The bond between a grandparent and their grandchild is often regarded as one of the most precious relationships in life. Grandparents are free of the stresses of parenting and can simply enjoy a fun and loving relationship with their grandchild. Often this relationship can be of great benefit, not only to grandparent and grandchild but also to busy parents who can have some valued time off from parenting.
What happens to those grandparents for whom a relationship with their grandchild is impossible due to refusal by either or both parents to allow them to have contact time with their grandchildren? Often this can happen when the parents have separated and acrimony develops amongst the wider family.
If contact between a grandparent and their grandchild cannot be agreed then a grandparent may apply to the Court for permission to bring an application for a Contact Order. This application is made under the Children Order (NI) 1995. At first instance permission must be sought from the Court to bring such an application. In all but exceptional circumstances this permission is granted. The Court then considers in more general terms the grandparent’s application for contact. Each parent would be a party in this application. They are entitled ask the Court to consider any objections which they may have in relation to contact.
The Court would consider all the circumstances of the case and in particular the best interests of the grandchild involved. The Court may ask a Court appointed Children’s Officer to speak to the grandchild in order to establish what his/her views are in relation to contact with their grandparent. The grandchild’s views will be taken into account. How much weight the Court places on their views will depend on their age and understanding.
In family law, whilst Courts are sympathetic to grandparent’s applications for contact and are aware of the importance of such a relationship, a grandparent would not generally expect as much contact as a parent who is living apart from his/her children.

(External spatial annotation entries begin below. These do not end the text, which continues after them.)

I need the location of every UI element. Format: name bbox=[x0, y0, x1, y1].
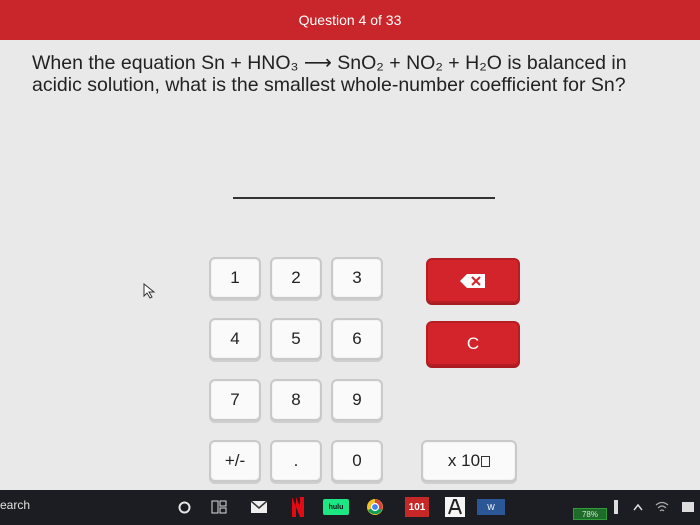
key-8[interactable]: 8 bbox=[270, 379, 322, 421]
answer-field[interactable] bbox=[233, 197, 495, 199]
key-decimal[interactable]: . bbox=[270, 440, 322, 482]
mouse-pointer-icon bbox=[143, 283, 156, 299]
notification-icon[interactable] bbox=[681, 501, 695, 513]
hulu-icon[interactable]: hulu bbox=[323, 499, 349, 515]
times-ten-power-button[interactable]: x 10 bbox=[421, 440, 517, 482]
question-header: Question 4 of 33 bbox=[0, 0, 700, 40]
key-0[interactable]: 0 bbox=[331, 440, 383, 482]
battery-plug-icon bbox=[612, 498, 620, 516]
exponent-box-icon bbox=[481, 455, 491, 467]
times-ten-label: x 10 bbox=[447, 451, 481, 470]
task-view-icon[interactable] bbox=[211, 499, 227, 515]
key-5[interactable]: 5 bbox=[270, 318, 322, 360]
backspace-icon bbox=[460, 273, 485, 288]
key-6[interactable]: 6 bbox=[331, 318, 383, 360]
text-app-icon[interactable] bbox=[444, 496, 466, 518]
taskbar-search[interactable]: earch bbox=[0, 498, 30, 512]
chevron-up-icon[interactable] bbox=[632, 501, 644, 513]
key-1[interactable]: 1 bbox=[209, 257, 261, 299]
battery-indicator: 78% bbox=[573, 508, 607, 520]
key-2[interactable]: 2 bbox=[270, 257, 322, 299]
key-sign-toggle[interactable]: +/- bbox=[209, 440, 261, 482]
question-progress: Question 4 of 33 bbox=[298, 12, 402, 28]
key-4[interactable]: 4 bbox=[209, 318, 261, 360]
chrome-icon[interactable] bbox=[366, 498, 384, 516]
clear-button[interactable]: C bbox=[426, 321, 520, 366]
app-101-icon[interactable]: 101 bbox=[405, 497, 429, 517]
question-text: When the equation Sn + HNO₃ ⟶ SnO₂ + NO₂… bbox=[32, 52, 627, 96]
word-icon[interactable]: W bbox=[477, 499, 505, 515]
key-7[interactable]: 7 bbox=[209, 379, 261, 421]
wifi-icon[interactable] bbox=[655, 500, 669, 514]
key-3[interactable]: 3 bbox=[331, 257, 383, 299]
mail-icon[interactable] bbox=[250, 499, 268, 515]
cortana-icon[interactable] bbox=[177, 500, 191, 514]
netflix-icon[interactable] bbox=[289, 495, 307, 519]
key-9[interactable]: 9 bbox=[331, 379, 383, 421]
backspace-button[interactable] bbox=[426, 258, 520, 303]
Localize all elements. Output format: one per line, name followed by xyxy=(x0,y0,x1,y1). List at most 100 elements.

In some exceptional circumstances a grandparent may apply for their grandchild to reside with them. This would generally be in cases where the parents are not providing adequate care for their child. If a grandparent is awarded residence they automatically acquire Parental Responsibility for the child for so long as the Residence Order remains in place.
Whilst the Court process is available for grandparents who cannot agree suitable contact, it is of course of benefit to all concerned where possible for contact to be agreed without recourse to the Court process.